The college's uncertain fate is the kind of issue on which a measure of contentiousness is probably inevitable. But the situation was made worse by the university administration's mishandling of the issue - at best, a breakdown in communication with an Education College faculty that had thought its own painful restructuring had already satisfied demands for retrenchment.

The mishandling is unfortunate, for a couple of reasons.

First, the quality of change is influenced by the procedures for change. Imposed unilaterally from above, change rarely turns out as well as when reached through consultation with those who must implement it and work with its effects.

Moreover, the capacity for effective change in other parts of the university may be hindered if the example at the College of Education is perceived as a likely pattern. It also can be hindered, of course, if defenders of a status quo are able to block needed change.

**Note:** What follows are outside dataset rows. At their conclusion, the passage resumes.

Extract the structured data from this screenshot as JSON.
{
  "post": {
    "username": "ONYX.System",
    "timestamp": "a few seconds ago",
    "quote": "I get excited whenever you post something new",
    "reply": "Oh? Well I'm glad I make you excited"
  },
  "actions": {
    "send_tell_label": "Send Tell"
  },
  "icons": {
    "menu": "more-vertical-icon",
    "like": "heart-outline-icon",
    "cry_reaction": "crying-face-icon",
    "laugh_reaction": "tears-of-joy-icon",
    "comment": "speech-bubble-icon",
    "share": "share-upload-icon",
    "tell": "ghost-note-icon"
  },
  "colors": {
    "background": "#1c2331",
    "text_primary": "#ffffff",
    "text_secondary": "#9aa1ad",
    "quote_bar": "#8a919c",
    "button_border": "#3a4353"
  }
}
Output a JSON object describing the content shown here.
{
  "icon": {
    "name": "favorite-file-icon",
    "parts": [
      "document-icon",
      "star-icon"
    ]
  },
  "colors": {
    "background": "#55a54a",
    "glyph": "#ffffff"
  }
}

Second, the administration's thinking about the college is in itself reasonable. Disputes over when who told what to whom have diverted attention from substantive questions embedded in the issue of the college's uncertain future.

One of those questions is much the same as the question posed by state planners a quarter-century ago: Is this college needed? The University of Virginia offers doctoral-level education degrees. Radford University, just a few miles from Blacksburg, has a traditional stress on teacher training and its own College of Education and Human Development. Would the commonwealth be better served if some or all of Tech's education programs were instead UVa's or Radford's?

There's a good chance it would. And even if the answer to that old question were no, newer questions need to be considered.

Might it not make pedagogical as well as fiscal sense to incorporate Tech's teacher-training programs into another college or colleges of the university, inasmuch as the trend has been toward integrating teacher training into the disciplines to be taught?

Or, conversely, would it not make marketing sense to move Tech's education programs - particularly graduate programs, geared to teachers and administrators already working in the schools - away from the relatively isolated Blacksburg campus and into the Roanoke Valley with its bigger population base?

While Radford is moving to make some of its degrees available to Roanokers without leaving the valley, Tech has held back. If Tech were farther along in such an endeavor, perhaps its College of Education would be less beleaguered.